Bills could restrict information access

Published: Sunday, Jan. 29 2006 12:00 a.m. MST

Steve Erickson is a private citizen who has spent more than a decade working as a public watchdog.

Erickson runs the Citizens Education Project, which studies and monitors the state, local and federal governments, trying to make sure the best interests of Utah residents are being protected. To do that, he frequently makes use of the state's Government Records Access and Management Act — or GRAMA — to mine public documents for information.

Three times in the past two years, Erickson has made significant finds that triggered a flurry of news stories:

• Utah was part of the so-called MATRIX program, a multistate effort to combine commercially available databases on citizens to fight crime and terrorism. Then-Gov.

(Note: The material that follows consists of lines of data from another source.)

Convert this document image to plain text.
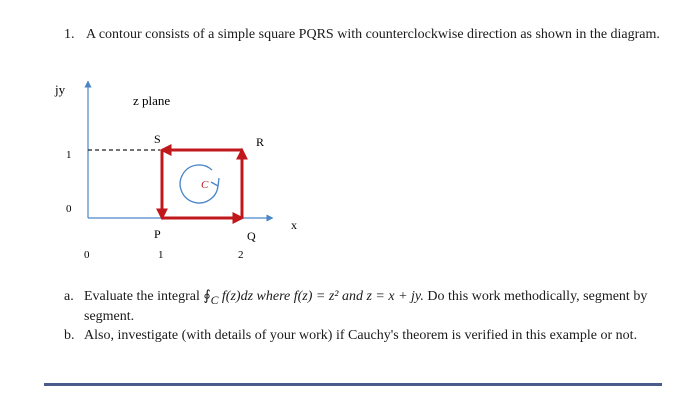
1. A contour consists of a simple square PQRS with counterclockwise direction as shown in the diagram.
jy
z plane
1
0
0	1	2
S	R
P	Q
x
C
a. Evaluate the integral $∮_C$ f(z)dz where f(z) = z² and z = x + jy. Do this work methodically, segment by segment.
b. Also, investigate (with details of your work) if Cauchy's theorem is verified in this example or not.
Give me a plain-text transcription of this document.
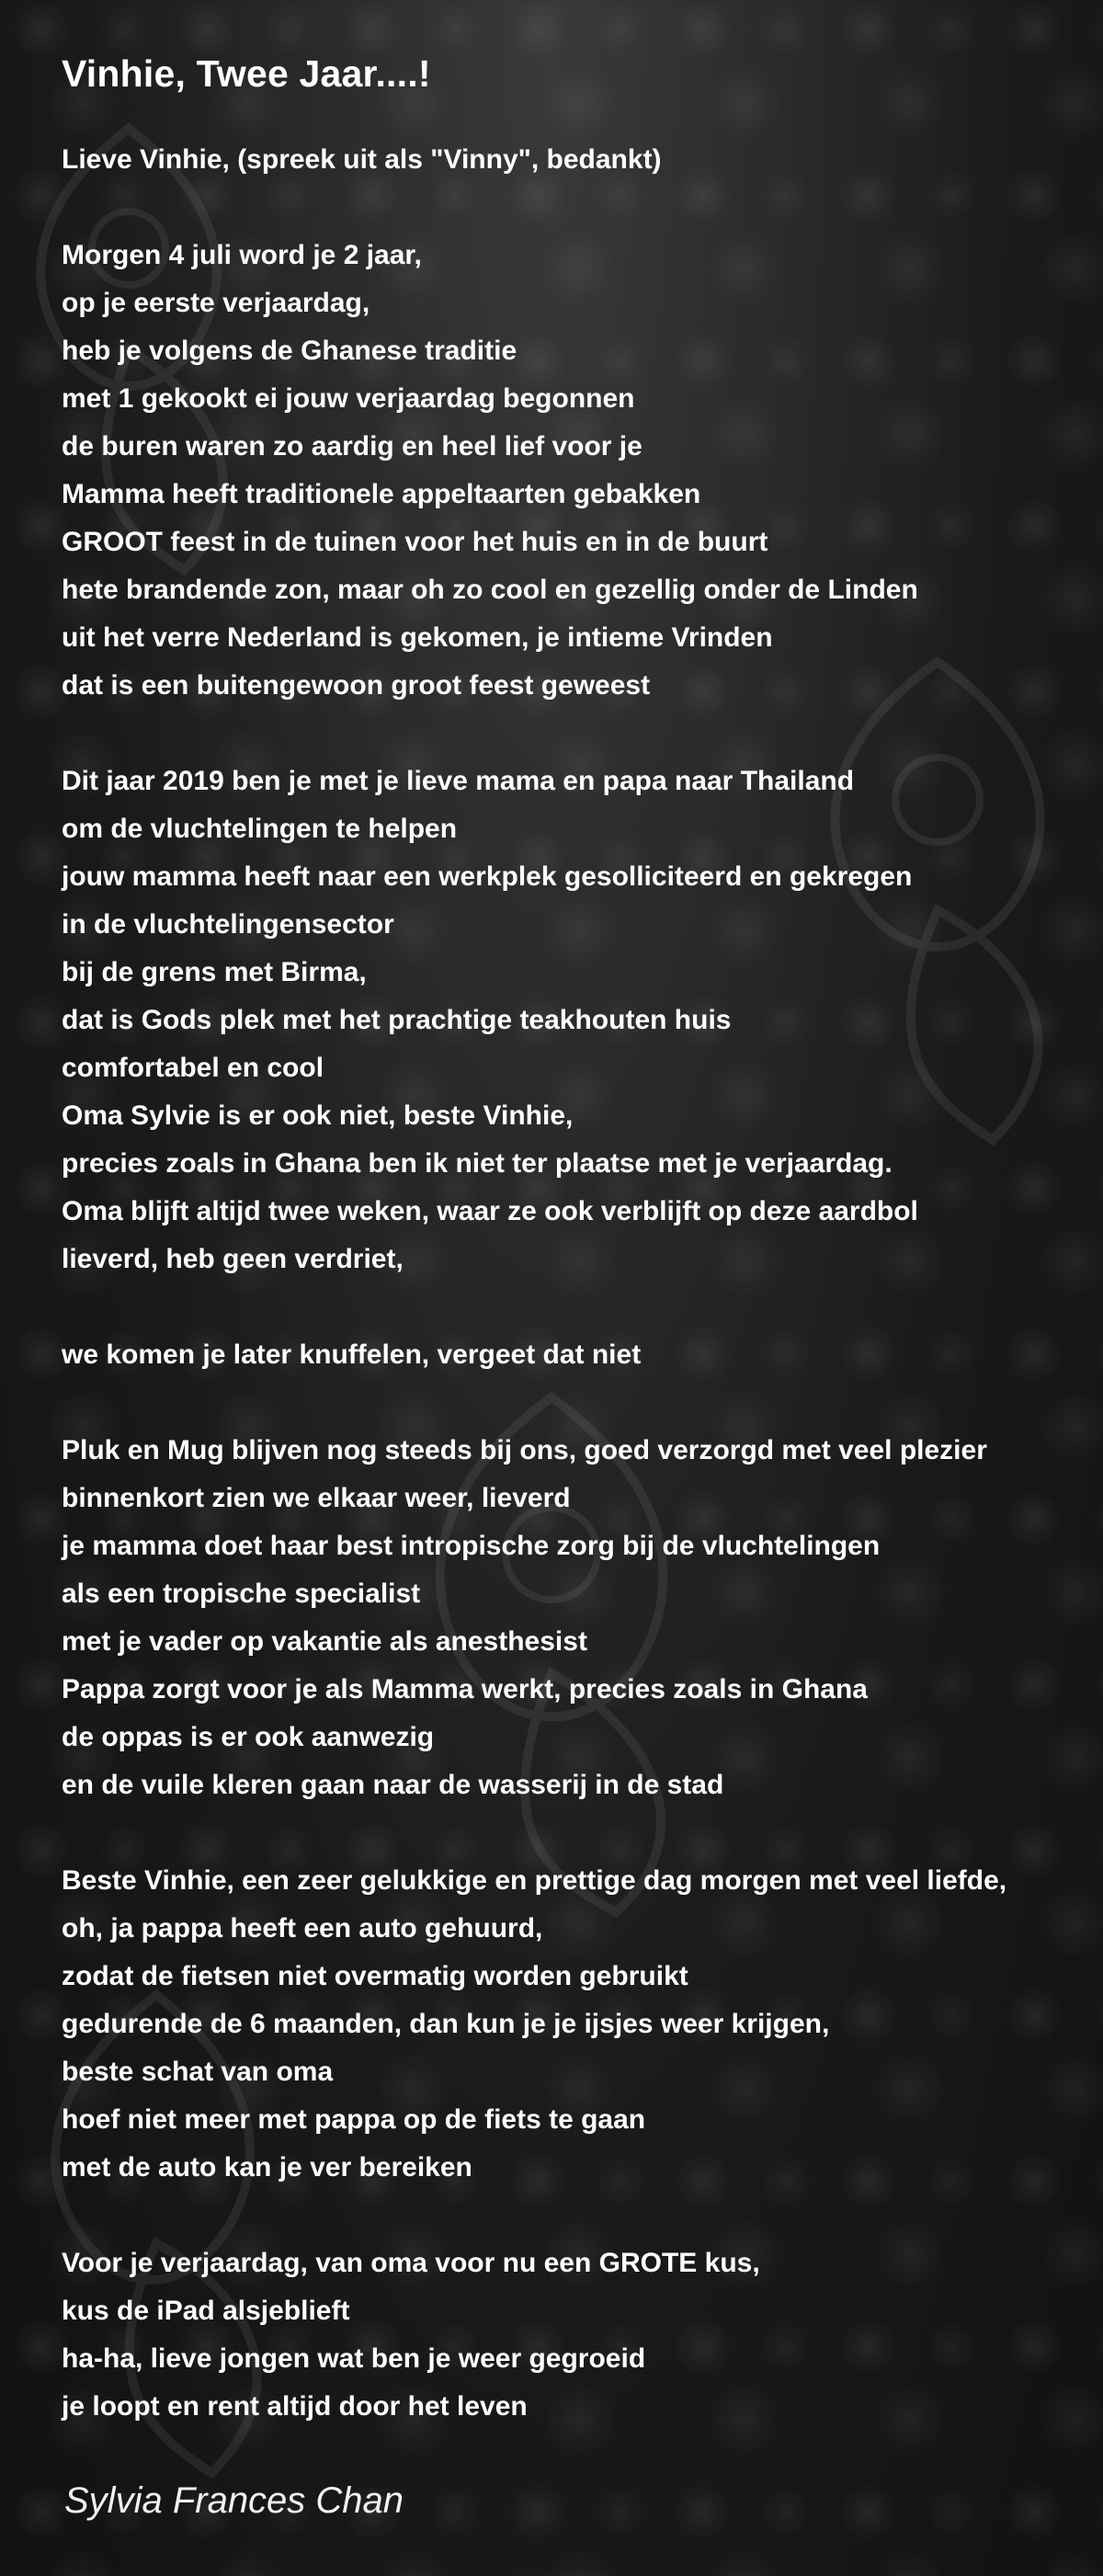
Vinhie, Twee Jaar....!
Lieve Vinhie, (spreek uit als "Vinny", bedankt)
Morgen 4 juli word je 2 jaar,
op je eerste verjaardag,
heb je volgens de Ghanese traditie
met 1 gekookt ei jouw verjaardag begonnen
de buren waren zo aardig en heel lief voor je
Mamma heeft traditionele appeltaarten gebakken
GROOT feest in de tuinen voor het huis en in de buurt
hete brandende zon, maar oh zo cool en gezellig onder de Linden
uit het verre Nederland is gekomen, je intieme Vrinden
dat is een buitengewoon groot feest geweest
Dit jaar 2019 ben je met je lieve mama en papa naar Thailand
om de vluchtelingen te helpen
jouw mamma heeft naar een werkplek gesolliciteerd en gekregen
in de vluchtelingensector
bij de grens met Birma,
dat is Gods plek met het prachtige teakhouten huis
comfortabel en cool
Oma Sylvie is er ook niet, beste Vinhie,
precies zoals in Ghana ben ik niet ter plaatse met je verjaardag.
Oma blijft altijd twee weken, waar ze ook verblijft op deze aardbol
lieverd, heb geen verdriet,
we komen je later knuffelen, vergeet dat niet
Pluk en Mug blijven nog steeds bij ons, goed verzorgd met veel plezier
binnenkort zien we elkaar weer, lieverd
je mamma doet haar best intropische zorg bij de vluchtelingen
als een tropische specialist
met je vader op vakantie als anesthesist
Pappa zorgt voor je als Mamma werkt, precies zoals in Ghana
de oppas is er ook aanwezig
en de vuile kleren gaan naar de wasserij in de stad
Beste Vinhie, een zeer gelukkige en prettige dag morgen met veel liefde,
oh, ja pappa heeft een auto gehuurd,
zodat de fietsen niet overmatig worden gebruikt
gedurende de 6 maanden, dan kun je je ijsjes weer krijgen,
beste schat van oma
hoef niet meer met pappa op de fiets te gaan
met de auto kan je ver bereiken
Voor je verjaardag, van oma voor nu een GROTE kus,
kus de iPad alsjeblieft
ha-ha, lieve jongen wat ben je weer gegroeid
je loopt en rent altijd door het leven
Sylvia Frances Chan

Mike Leavitt, a Republican, signed up the state for the program after the Sept. 11 terrorist attacks without consulting other state officials.

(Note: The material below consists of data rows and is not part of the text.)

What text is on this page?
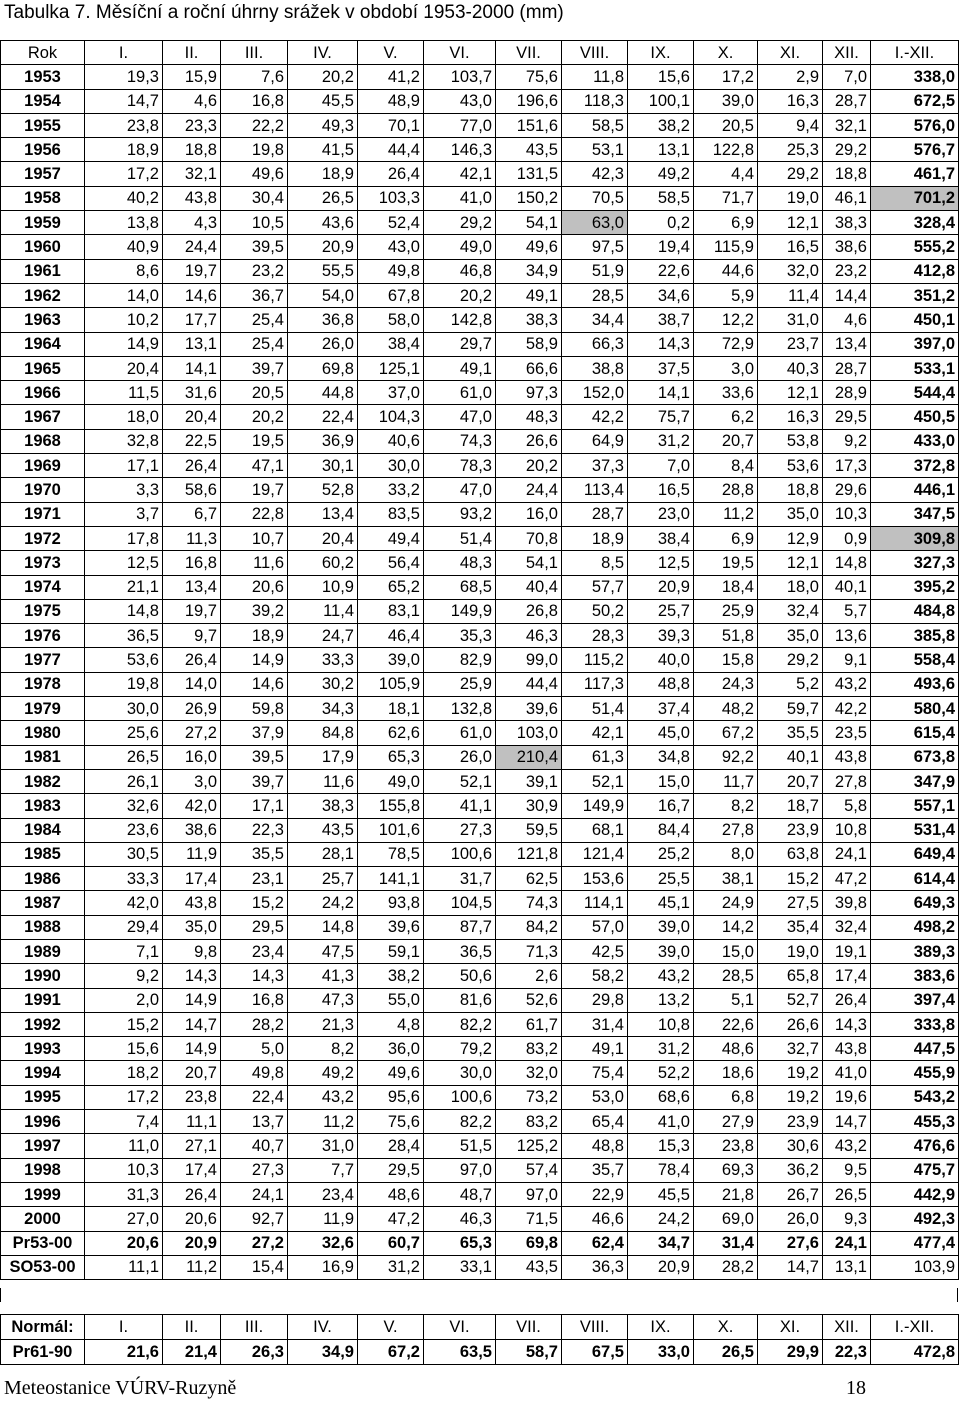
Tabulka 7. Měsíční a roční úhrny srážek v období 1953-2000 (mm)
Rok	I.	II.	III.	IV.	V.	VI.	VII.	VIII.	IX.	X.	XI.	XII.	I.-XII.
1953	19,3	15,9	7,6	20,2	41,2	103,7	75,6	11,8	15,6	17,2	2,9	7,0	338,0
1954	14,7	4,6	16,8	45,5	48,9	43,0	196,6	118,3	100,1	39,0	16,3	28,7	672,5
1955	23,8	23,3	22,2	49,3	70,1	77,0	151,6	58,5	38,2	20,5	9,4	32,1	576,0
1956	18,9	18,8	19,8	41,5	44,4	146,3	43,5	53,1	13,1	122,8	25,3	29,2	576,7
1957	17,2	32,1	49,6	18,9	26,4	42,1	131,5	42,3	49,2	4,4	29,2	18,8	461,7
1958	40,2	43,8	30,4	26,5	103,3	41,0	150,2	70,5	58,5	71,7	19,0	46,1	701,2
1959	13,8	4,3	10,5	43,6	52,4	29,2	54,1	63,0	0,2	6,9	12,1	38,3	328,4
1960	40,9	24,4	39,5	20,9	43,0	49,0	49,6	97,5	19,4	115,9	16,5	38,6	555,2
1961	8,6	19,7	23,2	55,5	49,8	46,8	34,9	51,9	22,6	44,6	32,0	23,2	412,8
1962	14,0	14,6	36,7	54,0	67,8	20,2	49,1	28,5	34,6	5,9	11,4	14,4	351,2
1963	10,2	17,7	25,4	36,8	58,0	142,8	38,3	34,4	38,7	12,2	31,0	4,6	450,1
1964	14,9	13,1	25,4	26,0	38,4	29,7	58,9	66,3	14,3	72,9	23,7	13,4	397,0
1965	20,4	14,1	39,7	69,8	125,1	49,1	66,6	38,8	37,5	3,0	40,3	28,7	533,1
1966	11,5	31,6	20,5	44,8	37,0	61,0	97,3	152,0	14,1	33,6	12,1	28,9	544,4
1967	18,0	20,4	20,2	22,4	104,3	47,0	48,3	42,2	75,7	6,2	16,3	29,5	450,5
1968	32,8	22,5	19,5	36,9	40,6	74,3	26,6	64,9	31,2	20,7	53,8	9,2	433,0
1969	17,1	26,4	47,1	30,1	30,0	78,3	20,2	37,3	7,0	8,4	53,6	17,3	372,8
1970	3,3	58,6	19,7	52,8	33,2	47,0	24,4	113,4	16,5	28,8	18,8	29,6	446,1
1971	3,7	6,7	22,8	13,4	83,5	93,2	16,0	28,7	23,0	11,2	35,0	10,3	347,5
1972	17,8	11,3	10,7	20,4	49,4	51,4	70,8	18,9	38,4	6,9	12,9	0,9	309,8
1973	12,5	16,8	11,6	60,2	56,4	48,3	54,1	8,5	12,5	19,5	12,1	14,8	327,3
1974	21,1	13,4	20,6	10,9	65,2	68,5	40,4	57,7	20,9	18,4	18,0	40,1	395,2
1975	14,8	19,7	39,2	11,4	83,1	149,9	26,8	50,2	25,7	25,9	32,4	5,7	484,8
1976	36,5	9,7	18,9	24,7	46,4	35,3	46,3	28,3	39,3	51,8	35,0	13,6	385,8
1977	53,6	26,4	14,9	33,3	39,0	82,9	99,0	115,2	40,0	15,8	29,2	9,1	558,4
1978	19,8	14,0	14,6	30,2	105,9	25,9	44,4	117,3	48,8	24,3	5,2	43,2	493,6
1979	30,0	26,9	59,8	34,3	18,1	132,8	39,6	51,4	37,4	48,2	59,7	42,2	580,4
1980	25,6	27,2	37,9	84,8	62,6	61,0	103,0	42,1	45,0	67,2	35,5	23,5	615,4
1981	26,5	16,0	39,5	17,9	65,3	26,0	210,4	61,3	34,8	92,2	40,1	43,8	673,8
1982	26,1	3,0	39,7	11,6	49,0	52,1	39,1	52,1	15,0	11,7	20,7	27,8	347,9
1983	32,6	42,0	17,1	38,3	155,8	41,1	30,9	149,9	16,7	8,2	18,7	5,8	557,1
1984	23,6	38,6	22,3	43,5	101,6	27,3	59,5	68,1	84,4	27,8	23,9	10,8	531,4
1985	30,5	11,9	35,5	28,1	78,5	100,6	121,8	121,4	25,2	8,0	63,8	24,1	649,4
1986	33,3	17,4	23,1	25,7	141,1	31,7	62,5	153,6	25,5	38,1	15,2	47,2	614,4
1987	42,0	43,8	15,2	24,2	93,8	104,5	74,3	114,1	45,1	24,9	27,5	39,8	649,3
1988	29,4	35,0	29,5	14,8	39,6	87,7	84,2	57,0	39,0	14,2	35,4	32,4	498,2
1989	7,1	9,8	23,4	47,5	59,1	36,5	71,3	42,5	39,0	15,0	19,0	19,1	389,3
1990	9,2	14,3	14,3	41,3	38,2	50,6	2,6	58,2	43,2	28,5	65,8	17,4	383,6
1991	2,0	14,9	16,8	47,3	55,0	81,6	52,6	29,8	13,2	5,1	52,7	26,4	397,4
1992	15,2	14,7	28,2	21,3	4,8	82,2	61,7	31,4	10,8	22,6	26,6	14,3	333,8
1993	15,6	14,9	5,0	8,2	36,0	79,2	83,2	49,1	31,2	48,6	32,7	43,8	447,5
1994	18,2	20,7	49,8	49,2	49,6	30,0	32,0	75,4	52,2	18,6	19,2	41,0	455,9
1995	17,2	23,8	22,4	43,2	95,6	100,6	73,2	53,0	68,6	6,8	19,2	19,6	543,2
1996	7,4	11,1	13,7	11,2	75,6	82,2	83,2	65,4	41,0	27,9	23,9	14,7	455,3
1997	11,0	27,1	40,7	31,0	28,4	51,5	125,2	48,8	15,3	23,8	30,6	43,2	476,6
1998	10,3	17,4	27,3	7,7	29,5	97,0	57,4	35,7	78,4	69,3	36,2	9,5	475,7
1999	31,3	26,4	24,1	23,4	48,6	48,7	97,0	22,9	45,5	21,8	26,7	26,5	442,9
2000	27,0	20,6	92,7	11,9	47,2	46,3	71,5	46,6	24,2	69,0	26,0	9,3	492,3
Pr53-00	20,6	20,9	27,2	32,6	60,7	65,3	69,8	62,4	34,7	31,4	27,6	24,1	477,4
SO53-00	11,1	11,2	15,4	16,9	31,2	33,1	43,5	36,3	20,9	28,2	14,7	13,1	103,9
Normál:	I.	II.	III.	IV.	V.	VI.	VII.	VIII.	IX.	X.	XI.	XII.	I.-XII.
Pr61-90	21,6	21,4	26,3	34,9	67,2	63,5	58,7	67,5	33,0	26,5	29,9	22,3	472,8
Meteostanice VÚRV-Ruzyně	18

• A lack of oversight by state officials on programs for chemical and biological testing, and the subsequent environmental impact of those tests at the military's Dugway Proving Ground, about 80 miles west of Salt Lake City.

• The failure of the state's radiation control division to conduct due diligence about the exact contents of a shipment of Japanese uranium-bearing rock bound for a disposal at a mill in southern Utah.

Without the access given to citizens under GRAMA, "in all three instances none of that information would have come out," Erickson said.

Now as state lawmakers consider more than a half a dozen bills that would change GRAMA, Erickson fears the public's access to government information could be limited.

"In general, these bills are going to restrict citizens' access to information from their government, and that's not a healthy trend," he said.

The proposed legislation comes after a yearlong task force that studied GRAMA, which has been in place for nearly 14 years and altered in bits and pieces about 70 times.

Rep. Douglas Aagard, R-Kaysville, co-chaired the task force with Sen. David Thomas, R-South Weber. Both say it was time for a comprehensive review of the law, in part because technology advancements have changed public record-keeping and communication, and because identity theft has raised new concerns about privacy.

They say they were guided in the study by GRAMA's two stated rights: that of the public to have access to what government is doing and the right to personal privacy.